目下建設中の「 釜石の家 」はFSU工法(過去の設計事例はこちら)で杉の木をふんだんに使用した一人暮らしの建て主のための平屋の住宅です。建て主は現在名古屋に住んでおり、リタイヤ後の生活を、自然豊かで生まれ育った故郷に近い街で過ごしたいという考えで結設計と一緒に土地探しからお付き合いさせていただき、この地に計画することになりました。
建て主さんは住まい方には具体的なイメージを持っており、災害に備えられる強い住宅、自然エネルギーを使って電気代やガス代など維持費を抑えることが希望でしたので、太陽光発電、太陽熱給湯のソーラーパネルを南に向いた切り妻屋根に載せる計画としています。
梅雨の合間の6月に上棟し(←前回ブログ参照)、ガルバリウム鋼板の屋根が葺かれ、開口部にはサッシが入り、だんだんと家の体をなしてきました。
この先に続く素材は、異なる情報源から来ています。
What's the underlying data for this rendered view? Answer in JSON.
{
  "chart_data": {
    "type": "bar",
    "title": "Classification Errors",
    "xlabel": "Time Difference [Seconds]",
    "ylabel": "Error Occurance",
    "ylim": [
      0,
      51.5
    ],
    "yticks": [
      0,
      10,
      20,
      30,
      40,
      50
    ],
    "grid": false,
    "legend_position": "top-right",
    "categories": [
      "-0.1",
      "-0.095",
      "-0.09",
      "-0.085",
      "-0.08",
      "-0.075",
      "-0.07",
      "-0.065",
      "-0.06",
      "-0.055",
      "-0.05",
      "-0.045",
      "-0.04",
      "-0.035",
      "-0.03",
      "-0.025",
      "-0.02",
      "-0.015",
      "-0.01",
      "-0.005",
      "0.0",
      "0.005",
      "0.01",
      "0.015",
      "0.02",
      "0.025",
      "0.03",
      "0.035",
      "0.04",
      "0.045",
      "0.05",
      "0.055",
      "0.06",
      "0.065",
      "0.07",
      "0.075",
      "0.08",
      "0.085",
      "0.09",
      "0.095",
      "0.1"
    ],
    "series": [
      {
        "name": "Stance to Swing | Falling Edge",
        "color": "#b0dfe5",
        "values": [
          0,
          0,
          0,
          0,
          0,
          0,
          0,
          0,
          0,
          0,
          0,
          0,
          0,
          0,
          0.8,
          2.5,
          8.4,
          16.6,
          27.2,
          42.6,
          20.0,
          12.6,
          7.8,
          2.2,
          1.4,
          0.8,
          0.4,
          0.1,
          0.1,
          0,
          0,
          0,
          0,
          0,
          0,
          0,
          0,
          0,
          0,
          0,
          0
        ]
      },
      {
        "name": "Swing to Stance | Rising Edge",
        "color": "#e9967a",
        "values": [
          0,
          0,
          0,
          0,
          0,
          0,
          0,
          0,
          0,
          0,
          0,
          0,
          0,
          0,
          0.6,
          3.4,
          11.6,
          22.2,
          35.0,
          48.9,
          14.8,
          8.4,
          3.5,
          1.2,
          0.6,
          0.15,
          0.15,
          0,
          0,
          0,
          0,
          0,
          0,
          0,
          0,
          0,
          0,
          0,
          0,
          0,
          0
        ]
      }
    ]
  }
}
ご覧のとおり居室は陽当たりのいい南側に配置されていますが、一部、奥まっていて光が届かない箇所があり、北側の屋根にトップライトを設置しています。雪の多い地域ではトップライトの上部に通称「ジャンプ台」と呼ばれる積雪対策を施工します。あたかもジャンプ台のような急勾配を付けてトップライトの上部や周辺部に降り積もった雪が溜まらないようにするのです。(参考:日本ベルックス 積雪用鋼板横葺き施工参考例)
今回は、施工者の方の経験から両脇に雪が流れるような形状に板金を製作していただきました。岩手の中でも特に雪深い遠野市の施工者ならではの配慮です。雪対策だけでなく頂部から流れてきた雨水もトップライトにかからずに流れやすくなっています。
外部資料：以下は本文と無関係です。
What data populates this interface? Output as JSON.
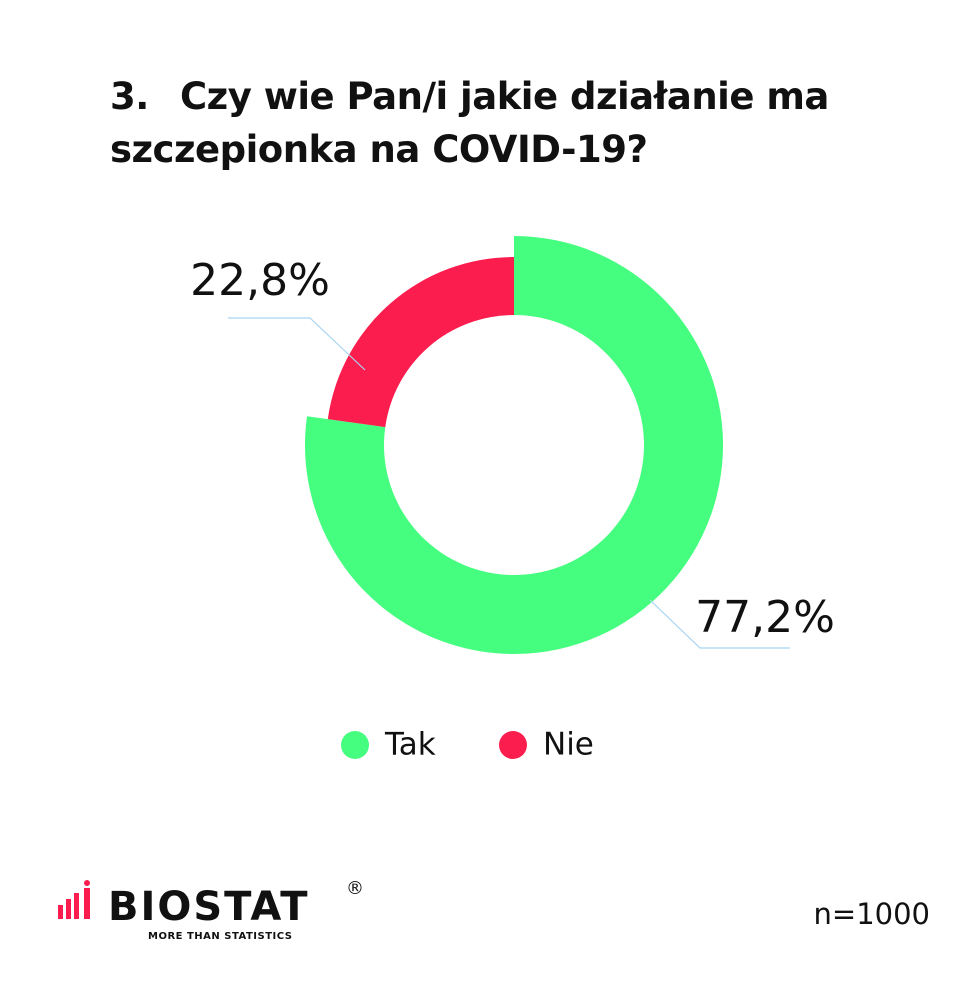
{
  "chart_data": {
    "type": "donut",
    "title_number": "3.",
    "title": "Czy wie Pan/i jakie działanie ma szczepionka na COVID-19?",
    "categories": [
      "Tak",
      "Nie"
    ],
    "values": [
      77.2,
      22.8
    ],
    "value_labels": [
      "77,2%",
      "22,8%"
    ],
    "colors": [
      "#45fd7e",
      "#fb1d4e"
    ],
    "note": "n=1000"
  },
  "logo": {
    "name": "BIOSTAT",
    "mark": "®",
    "tagline": "MORE THAN STATISTICS"
  }
}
トップライト直下はキッチン、水回りスペースに続く通路になります。北側からの光は直射日光のように強烈ではなく明るく安定していますので、日中は照明だけに頼らない明るさをもたらし、省エネにも寄与してくれそうです。
今回の現場では電気、設備の施工者の方たちとも打ち合わせをしました。FSU工法の配線や配管工事は、同じ木造の在来工法と違って内装が構造材が現しになるこの工法ならでは難しさがあります。それらを計画的にうまく隠す必要があるのですが、そこをよく理解していただけて施工されていました。
また、設計段階で分電盤の位置などから ここが最適だろう と指定していた電気の引き込み位置では、道路上で電線が横断するため規定の高さが取れず、位置を変更することにしました。(参考:東京電力 引込線地上高および離隔について)
私たちの事務所から「 釜石の家 」までは遠く、現場まで片道6時間かけて工事監理に行きますが、そのたびに得るものや気づきがあります。待ち遠しい完成までは、あと2か月程度です。